What was particularly amusing was the fact that responsibly for building roads in Mozambique (like the Empire) lies in the hands of the regional governors. Which means you’ll be hurtling along a lovely strip of Asphalt at 100 miles an hour when suddenly WHAM you cross a state boundary and suddenly you’re up to your bits in dust and cattle. This is what it was like all the way up to Beira, our destination on the east coast.

Now, once again I had made the exclusive decision to divert from my planned route and spend the night in a place that took me a few hundred kilometres away from the red road up to Cairo. There was a good reason for this: I had a couchsurf contact in Beira, and if I had got off at the crossroads at Inchope (which would have made more sense), I would have been left dangling slackly in the gargantuan hole of fate as I had no idea when (or if) the buses left from there to go up north to Tete, which was my elected destination.

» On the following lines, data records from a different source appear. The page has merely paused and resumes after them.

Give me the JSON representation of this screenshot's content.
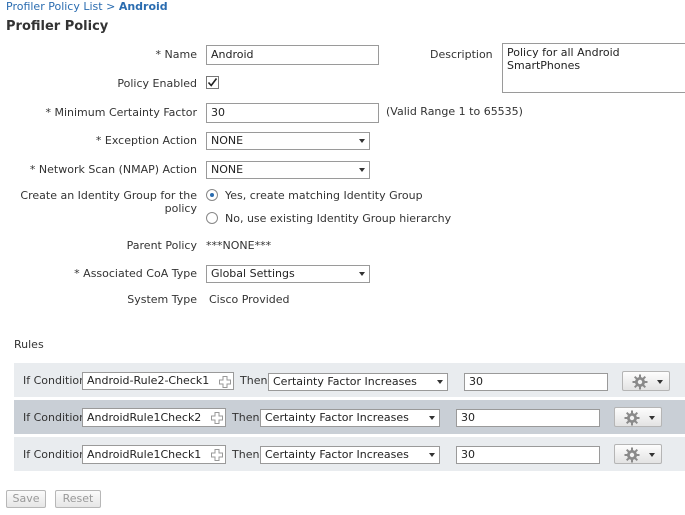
{
  "breadcrumb": {
    "parent": "Profiler Policy List",
    "sep": " > ",
    "current": "Android"
  },
  "page_title": "Profiler Policy",
  "form": {
    "name_label": "* Name",
    "name_value": "Android",
    "description_label": "Description",
    "description_value": "Policy for all Android SmartPhones",
    "policy_enabled_label": "Policy Enabled",
    "policy_enabled_checked": true,
    "min_cf_label": "* Minimum Certainty Factor",
    "min_cf_value": "30",
    "min_cf_hint": "(Valid Range 1 to 65535)",
    "exception_label": "* Exception Action",
    "exception_value": "NONE",
    "nmap_label": "* Network Scan (NMAP) Action",
    "nmap_value": "NONE",
    "identity_group_label": "Create an Identity Group for the policy",
    "identity_yes": "Yes, create matching Identity Group",
    "identity_no": "No, use existing Identity Group hierarchy",
    "parent_policy_label": "Parent Policy",
    "parent_policy_value": "***NONE***",
    "coa_label": "* Associated CoA Type",
    "coa_value": "Global Settings",
    "system_type_label": "System Type",
    "system_type_value": "Cisco Provided"
  },
  "rules": {
    "heading": "Rules",
    "if_label": "If Condition",
    "then_label": "Then",
    "rows": [
      {
        "condition": "Android-Rule2-Check1",
        "action": "Certainty Factor Increases",
        "value": "30"
      },
      {
        "condition": "AndroidRule1Check2",
        "action": "Certainty Factor Increases",
        "value": "30"
      },
      {
        "condition": "AndroidRule1Check1",
        "action": "Certainty Factor Increases",
        "value": "30"
      }
    ]
  },
  "buttons": {
    "save": "Save",
    "reset": "Reset"
  },
  "colors": {
    "link": "#2a6cb0",
    "selected_row": "#c9cfd6",
    "row_bg": "#e9ecef"
  }
}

Anyway, detours and tangents are all part of the story, so I found myself in Beira for the night, which is a bit like going to Liverpool to get to Scotland when you could have stayed in Preston – I don’t think it makes too much of a difference. And who in their right mind would want to stay in Preston? The may as well just call it DePreston and be done with it.

I was picked up from the bus station by the husband of Flore, in whose flat I would be surfing the zzz’s. I ended up seeing little of Beira, it was dark when I arrived and I was already beyond tired. I felt dreadful as we ate dinner, barely keeping my eyes open… mmm… the couch… let me surf the couch… But Flore was terrific company – a wonderfully crazy French hippy, who reminded me of the Dowricks and had been living in Madagascar for many years – Nation 123, I’ll be there soon! I wished that I had the stamina to keep on keeping on, but by half eleven, it was all a little too much for my psychosomatic functions to continue functioning and by 11:31, I was fast asleep.